Am Freitagabend nach der Arbeit traf ich mich mit meinem Läuferfreund Michael, wir stärkten uns mit einer Pizza und einem Erdinger alkoholfrei. Dann packten wir unsere „7“ Sachen und machten uns gegen 21Uhr auf den Weg, unser Ziel sollte der Flughafen in Düsseldorf sein. Der Weg führte über Wesel, dort wollten wir das Wahrzeichen der Stadt, den Esel begeistern uns ein Stück des Weges zu begleiten, der wehrte sich aber. Um Mitternacht machten wir kurz vor Friedrichsfeld eine kleine Snackpause. In Voerde gaben uns die Kraftwerke die Kraft zum weiterlaufen, Dinslaken ließen wir links liegen. Angekommen in Duisburg haben wir uns an einer Aral Tankstelle eine größere Pause gegönnt. Der Tankwart gab uns den Tipp im Stadtteil Marxloh nur die Hauptstraßen zu benutzen, Nebenstraßen sollten wir nach seiner Aussage lieber meiden und stehen bleiben bitte erst Recht nicht. Die Pause nutzten wir auch um unseren Getränkevorrat wieder aufzufüllen. Weiter führte uns der Weg vorbei am riesigen Gelände der Thyssen Krupp Stahl AG, hier herrschte noch reges Treiben, anders in der Königs Brauerei, hier war der Feierabend „schon“ eingeläutet und wir konnten uns kein Bier gönnen. Um 5:30 durchqueren wir, nach ca. 30 km, mit Großenbaum den letzten Stadtteil von Duisburg und erreichten endlich das Ortseingangschild von Düsseldorf. Pünktlich ab 6:00 Uhr konnten wir im Minutentakt hören und sehen, wie die Flieger starteten und landeten. Je näher wir kamen umso geräuschvoller und größer wurden die Flugzeuge am Himmel.

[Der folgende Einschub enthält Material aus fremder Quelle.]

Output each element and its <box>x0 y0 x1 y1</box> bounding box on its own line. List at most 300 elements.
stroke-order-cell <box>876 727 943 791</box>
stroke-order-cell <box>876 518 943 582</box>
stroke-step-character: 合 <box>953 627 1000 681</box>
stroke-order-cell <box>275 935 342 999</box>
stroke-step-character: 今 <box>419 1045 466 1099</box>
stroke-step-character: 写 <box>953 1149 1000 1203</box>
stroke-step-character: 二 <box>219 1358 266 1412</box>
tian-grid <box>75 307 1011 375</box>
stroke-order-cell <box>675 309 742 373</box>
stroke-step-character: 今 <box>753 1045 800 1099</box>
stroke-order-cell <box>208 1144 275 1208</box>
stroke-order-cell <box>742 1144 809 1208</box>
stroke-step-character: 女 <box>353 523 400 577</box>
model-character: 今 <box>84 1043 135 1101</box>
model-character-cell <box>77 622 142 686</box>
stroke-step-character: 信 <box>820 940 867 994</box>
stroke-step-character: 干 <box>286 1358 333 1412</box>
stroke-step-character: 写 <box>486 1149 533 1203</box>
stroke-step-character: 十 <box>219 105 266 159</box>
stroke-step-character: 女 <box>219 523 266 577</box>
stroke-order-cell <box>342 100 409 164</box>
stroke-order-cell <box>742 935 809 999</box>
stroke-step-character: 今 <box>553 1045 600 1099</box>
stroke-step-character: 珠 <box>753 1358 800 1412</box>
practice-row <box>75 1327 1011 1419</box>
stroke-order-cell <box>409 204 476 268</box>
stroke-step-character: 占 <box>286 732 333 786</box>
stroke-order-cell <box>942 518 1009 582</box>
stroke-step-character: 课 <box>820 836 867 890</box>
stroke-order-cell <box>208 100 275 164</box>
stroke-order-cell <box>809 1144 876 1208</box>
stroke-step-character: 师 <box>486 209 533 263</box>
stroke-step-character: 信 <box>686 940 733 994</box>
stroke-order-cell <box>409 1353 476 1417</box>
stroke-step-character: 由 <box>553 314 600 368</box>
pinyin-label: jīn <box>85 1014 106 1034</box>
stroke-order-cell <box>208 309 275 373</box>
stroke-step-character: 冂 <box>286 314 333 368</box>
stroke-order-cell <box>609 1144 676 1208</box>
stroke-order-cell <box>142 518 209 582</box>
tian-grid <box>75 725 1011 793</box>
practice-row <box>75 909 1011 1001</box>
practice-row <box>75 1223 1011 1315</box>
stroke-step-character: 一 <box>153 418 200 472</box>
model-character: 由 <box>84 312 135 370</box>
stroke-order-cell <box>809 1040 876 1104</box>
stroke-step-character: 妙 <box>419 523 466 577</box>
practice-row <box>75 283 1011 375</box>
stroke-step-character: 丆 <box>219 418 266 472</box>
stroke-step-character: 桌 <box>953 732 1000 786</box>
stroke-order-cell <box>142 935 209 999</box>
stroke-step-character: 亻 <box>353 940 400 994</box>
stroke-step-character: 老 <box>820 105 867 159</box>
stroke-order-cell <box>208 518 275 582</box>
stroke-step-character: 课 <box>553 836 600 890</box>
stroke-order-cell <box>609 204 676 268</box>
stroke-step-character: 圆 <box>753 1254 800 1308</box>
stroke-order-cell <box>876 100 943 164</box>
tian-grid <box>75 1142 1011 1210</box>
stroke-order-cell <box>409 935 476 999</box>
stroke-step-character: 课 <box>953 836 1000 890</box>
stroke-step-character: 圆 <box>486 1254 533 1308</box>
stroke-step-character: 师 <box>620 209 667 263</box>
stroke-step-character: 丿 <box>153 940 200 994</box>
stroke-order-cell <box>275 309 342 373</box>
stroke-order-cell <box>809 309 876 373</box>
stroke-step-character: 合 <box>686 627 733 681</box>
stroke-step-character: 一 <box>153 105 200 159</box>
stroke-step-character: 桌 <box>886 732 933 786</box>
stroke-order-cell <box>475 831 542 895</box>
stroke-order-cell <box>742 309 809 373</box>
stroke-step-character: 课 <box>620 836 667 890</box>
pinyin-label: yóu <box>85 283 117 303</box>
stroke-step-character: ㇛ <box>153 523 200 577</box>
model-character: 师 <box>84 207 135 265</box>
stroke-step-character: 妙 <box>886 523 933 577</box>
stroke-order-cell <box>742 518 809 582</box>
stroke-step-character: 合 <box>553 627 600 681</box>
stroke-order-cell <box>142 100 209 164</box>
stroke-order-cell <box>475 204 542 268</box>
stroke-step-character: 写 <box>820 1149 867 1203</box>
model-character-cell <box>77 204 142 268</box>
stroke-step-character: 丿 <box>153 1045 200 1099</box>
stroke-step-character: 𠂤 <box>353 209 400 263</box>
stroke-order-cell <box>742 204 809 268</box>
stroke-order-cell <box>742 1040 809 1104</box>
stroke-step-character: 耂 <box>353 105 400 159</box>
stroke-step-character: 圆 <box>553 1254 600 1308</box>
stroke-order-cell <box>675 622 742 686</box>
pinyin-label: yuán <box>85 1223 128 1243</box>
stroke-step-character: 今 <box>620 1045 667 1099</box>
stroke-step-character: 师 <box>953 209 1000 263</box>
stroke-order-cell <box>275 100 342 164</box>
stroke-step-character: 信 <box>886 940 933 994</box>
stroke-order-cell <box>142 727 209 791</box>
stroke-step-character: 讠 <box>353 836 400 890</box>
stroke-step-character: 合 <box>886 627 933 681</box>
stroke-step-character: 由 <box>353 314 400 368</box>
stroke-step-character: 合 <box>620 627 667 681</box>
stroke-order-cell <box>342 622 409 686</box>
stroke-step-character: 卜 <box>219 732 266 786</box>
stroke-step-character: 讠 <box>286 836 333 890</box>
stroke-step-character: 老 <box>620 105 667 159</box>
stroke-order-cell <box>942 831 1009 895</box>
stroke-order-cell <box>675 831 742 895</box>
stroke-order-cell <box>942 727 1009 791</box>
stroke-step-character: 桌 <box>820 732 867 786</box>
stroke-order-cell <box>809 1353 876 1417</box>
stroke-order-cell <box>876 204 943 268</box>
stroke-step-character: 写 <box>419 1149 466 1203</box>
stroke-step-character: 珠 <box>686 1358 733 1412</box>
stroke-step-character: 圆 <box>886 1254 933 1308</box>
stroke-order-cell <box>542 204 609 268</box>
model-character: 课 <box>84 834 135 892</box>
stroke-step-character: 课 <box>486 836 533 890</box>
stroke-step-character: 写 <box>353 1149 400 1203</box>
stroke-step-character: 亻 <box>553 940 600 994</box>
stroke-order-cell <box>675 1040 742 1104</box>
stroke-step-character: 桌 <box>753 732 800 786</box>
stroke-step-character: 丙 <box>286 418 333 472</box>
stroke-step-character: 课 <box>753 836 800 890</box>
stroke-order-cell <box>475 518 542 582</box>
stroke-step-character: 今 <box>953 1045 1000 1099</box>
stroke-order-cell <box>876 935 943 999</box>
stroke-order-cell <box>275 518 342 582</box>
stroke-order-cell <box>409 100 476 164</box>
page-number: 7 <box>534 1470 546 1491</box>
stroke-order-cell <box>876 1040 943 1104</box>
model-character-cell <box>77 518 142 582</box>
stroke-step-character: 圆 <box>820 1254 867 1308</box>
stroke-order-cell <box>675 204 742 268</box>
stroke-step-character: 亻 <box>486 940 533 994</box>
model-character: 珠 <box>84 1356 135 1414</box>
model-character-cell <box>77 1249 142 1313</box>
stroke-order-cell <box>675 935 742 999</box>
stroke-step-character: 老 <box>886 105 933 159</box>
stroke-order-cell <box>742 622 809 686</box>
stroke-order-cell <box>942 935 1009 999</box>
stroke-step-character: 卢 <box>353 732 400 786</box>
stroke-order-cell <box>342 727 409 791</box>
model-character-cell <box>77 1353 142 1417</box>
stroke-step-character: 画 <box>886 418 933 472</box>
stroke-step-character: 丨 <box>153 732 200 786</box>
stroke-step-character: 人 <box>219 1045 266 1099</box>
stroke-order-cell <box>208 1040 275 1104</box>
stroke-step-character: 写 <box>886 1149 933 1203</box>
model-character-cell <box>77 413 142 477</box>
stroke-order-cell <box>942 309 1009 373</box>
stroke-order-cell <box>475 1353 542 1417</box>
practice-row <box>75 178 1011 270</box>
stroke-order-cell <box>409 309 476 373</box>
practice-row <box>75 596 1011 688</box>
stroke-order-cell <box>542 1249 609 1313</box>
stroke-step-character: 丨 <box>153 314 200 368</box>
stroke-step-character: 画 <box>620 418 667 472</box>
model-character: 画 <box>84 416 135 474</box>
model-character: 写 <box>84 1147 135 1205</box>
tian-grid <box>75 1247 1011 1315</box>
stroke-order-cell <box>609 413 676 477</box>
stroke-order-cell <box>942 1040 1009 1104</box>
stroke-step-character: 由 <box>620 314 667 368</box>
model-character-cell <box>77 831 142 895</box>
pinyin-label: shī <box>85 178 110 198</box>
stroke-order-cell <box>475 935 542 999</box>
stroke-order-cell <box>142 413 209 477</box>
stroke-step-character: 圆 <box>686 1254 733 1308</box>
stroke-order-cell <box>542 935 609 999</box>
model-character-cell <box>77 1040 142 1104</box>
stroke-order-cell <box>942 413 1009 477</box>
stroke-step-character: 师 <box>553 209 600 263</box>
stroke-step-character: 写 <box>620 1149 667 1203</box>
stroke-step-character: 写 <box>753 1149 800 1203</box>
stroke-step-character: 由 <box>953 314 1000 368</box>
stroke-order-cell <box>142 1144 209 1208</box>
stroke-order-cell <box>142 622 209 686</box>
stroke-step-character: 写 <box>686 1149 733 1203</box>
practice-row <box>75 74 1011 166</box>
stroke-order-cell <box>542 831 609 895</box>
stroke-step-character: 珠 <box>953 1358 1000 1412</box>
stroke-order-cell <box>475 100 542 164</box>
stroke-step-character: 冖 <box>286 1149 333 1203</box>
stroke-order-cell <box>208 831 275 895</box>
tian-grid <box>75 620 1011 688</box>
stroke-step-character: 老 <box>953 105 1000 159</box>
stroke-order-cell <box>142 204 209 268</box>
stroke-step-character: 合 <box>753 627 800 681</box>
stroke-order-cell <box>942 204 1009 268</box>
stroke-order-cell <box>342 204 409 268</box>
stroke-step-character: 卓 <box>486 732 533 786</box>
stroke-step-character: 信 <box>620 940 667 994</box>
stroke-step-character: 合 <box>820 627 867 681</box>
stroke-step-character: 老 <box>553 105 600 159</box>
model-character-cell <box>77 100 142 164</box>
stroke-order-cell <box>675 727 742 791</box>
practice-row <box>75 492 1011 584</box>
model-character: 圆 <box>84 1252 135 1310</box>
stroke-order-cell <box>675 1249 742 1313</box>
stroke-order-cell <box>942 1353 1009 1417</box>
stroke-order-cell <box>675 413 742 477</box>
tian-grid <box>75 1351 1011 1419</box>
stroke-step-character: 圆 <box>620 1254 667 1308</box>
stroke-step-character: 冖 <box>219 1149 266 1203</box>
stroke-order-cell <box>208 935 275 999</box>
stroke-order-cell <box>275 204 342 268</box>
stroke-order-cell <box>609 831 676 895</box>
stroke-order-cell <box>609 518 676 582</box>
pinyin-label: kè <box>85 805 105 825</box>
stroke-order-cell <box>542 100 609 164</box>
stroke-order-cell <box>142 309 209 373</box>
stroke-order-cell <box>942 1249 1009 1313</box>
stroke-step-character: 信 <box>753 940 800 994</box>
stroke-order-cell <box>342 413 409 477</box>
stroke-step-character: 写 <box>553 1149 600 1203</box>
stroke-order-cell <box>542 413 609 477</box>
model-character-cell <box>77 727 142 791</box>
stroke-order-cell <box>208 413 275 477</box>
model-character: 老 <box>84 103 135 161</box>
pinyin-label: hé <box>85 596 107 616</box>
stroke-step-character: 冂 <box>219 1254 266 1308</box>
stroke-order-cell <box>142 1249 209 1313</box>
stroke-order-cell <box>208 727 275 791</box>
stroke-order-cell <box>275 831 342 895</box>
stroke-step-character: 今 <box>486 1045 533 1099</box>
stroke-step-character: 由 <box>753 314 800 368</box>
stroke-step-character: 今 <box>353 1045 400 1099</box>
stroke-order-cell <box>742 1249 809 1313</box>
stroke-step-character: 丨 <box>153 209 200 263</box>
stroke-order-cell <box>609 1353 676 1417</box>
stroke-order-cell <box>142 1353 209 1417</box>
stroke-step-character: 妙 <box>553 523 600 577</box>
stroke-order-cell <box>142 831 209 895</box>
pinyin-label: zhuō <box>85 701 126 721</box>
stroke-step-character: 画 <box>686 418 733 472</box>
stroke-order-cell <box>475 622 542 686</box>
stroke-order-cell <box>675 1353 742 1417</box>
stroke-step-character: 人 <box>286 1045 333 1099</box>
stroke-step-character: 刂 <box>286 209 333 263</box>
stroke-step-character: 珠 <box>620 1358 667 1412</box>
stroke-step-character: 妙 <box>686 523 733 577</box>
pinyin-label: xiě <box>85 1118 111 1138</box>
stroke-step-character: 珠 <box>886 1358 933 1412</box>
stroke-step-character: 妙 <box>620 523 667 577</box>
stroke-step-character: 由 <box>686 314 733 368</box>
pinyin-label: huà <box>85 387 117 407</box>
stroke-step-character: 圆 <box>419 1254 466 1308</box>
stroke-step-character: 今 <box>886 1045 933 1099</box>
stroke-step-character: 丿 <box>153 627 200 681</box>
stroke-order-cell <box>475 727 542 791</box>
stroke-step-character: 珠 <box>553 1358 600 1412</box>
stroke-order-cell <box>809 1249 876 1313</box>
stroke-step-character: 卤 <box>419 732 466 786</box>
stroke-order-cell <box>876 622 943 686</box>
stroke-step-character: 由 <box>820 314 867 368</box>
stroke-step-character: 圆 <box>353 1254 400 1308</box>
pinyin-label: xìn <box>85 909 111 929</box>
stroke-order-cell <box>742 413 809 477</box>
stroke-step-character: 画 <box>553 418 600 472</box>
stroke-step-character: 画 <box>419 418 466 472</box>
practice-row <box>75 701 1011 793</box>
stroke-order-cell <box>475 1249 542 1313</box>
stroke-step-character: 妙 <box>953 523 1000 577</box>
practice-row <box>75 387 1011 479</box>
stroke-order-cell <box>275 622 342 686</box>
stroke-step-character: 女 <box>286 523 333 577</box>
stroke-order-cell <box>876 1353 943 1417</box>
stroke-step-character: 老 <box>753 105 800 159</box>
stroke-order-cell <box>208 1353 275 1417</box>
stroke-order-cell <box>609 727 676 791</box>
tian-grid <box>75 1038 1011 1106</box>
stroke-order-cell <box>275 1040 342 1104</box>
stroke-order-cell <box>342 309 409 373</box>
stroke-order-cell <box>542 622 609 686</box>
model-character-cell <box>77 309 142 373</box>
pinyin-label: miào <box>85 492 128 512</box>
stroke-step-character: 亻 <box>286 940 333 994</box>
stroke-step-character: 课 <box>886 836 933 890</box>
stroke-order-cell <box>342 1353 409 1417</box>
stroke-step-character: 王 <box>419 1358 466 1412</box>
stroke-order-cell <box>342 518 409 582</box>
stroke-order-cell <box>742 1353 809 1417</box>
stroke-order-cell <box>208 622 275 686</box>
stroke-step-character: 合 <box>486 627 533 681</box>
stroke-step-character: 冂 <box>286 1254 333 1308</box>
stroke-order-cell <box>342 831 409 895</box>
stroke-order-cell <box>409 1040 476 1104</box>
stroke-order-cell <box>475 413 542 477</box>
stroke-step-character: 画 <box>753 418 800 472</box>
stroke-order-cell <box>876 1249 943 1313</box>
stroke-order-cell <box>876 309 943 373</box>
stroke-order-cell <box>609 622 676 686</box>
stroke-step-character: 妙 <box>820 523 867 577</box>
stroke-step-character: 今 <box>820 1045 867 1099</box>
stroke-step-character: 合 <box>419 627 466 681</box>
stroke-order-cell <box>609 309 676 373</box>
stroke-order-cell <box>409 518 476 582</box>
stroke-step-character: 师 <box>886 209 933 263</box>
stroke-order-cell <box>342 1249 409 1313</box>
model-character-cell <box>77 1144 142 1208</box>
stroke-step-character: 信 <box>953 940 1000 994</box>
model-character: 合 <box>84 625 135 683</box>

Raus aus den Wäldern, rund um den Flughafen, liefen wir direkt am Flughafengelände entlang bis zum Bahnhof, von hier aus pendelt der Sky Train zum Terminal, wir liefen aber teilweise unterhalb diesem entlang und bahnten uns den Weg bis zum Haupteingang des Düsseldorf International Airport. Nach über 74 km durch die Nacht erreichten wir um 8:00 Uhr unser Ziel mit einer reinen Laufzeit von 7:25 Std. Dort angekommen machten wir uns etwas frisch, gönnten uns ein ordentliches Frühstück. Anschließend bummelten wir noch etwas durch den Flughafen und schauten uns auf den Besucherterrassen nochmal das Rollfeld von oben an. Zum Guten Schluss traten wir um 13:10 Uhr unseren Heimweg mit der Bahn an.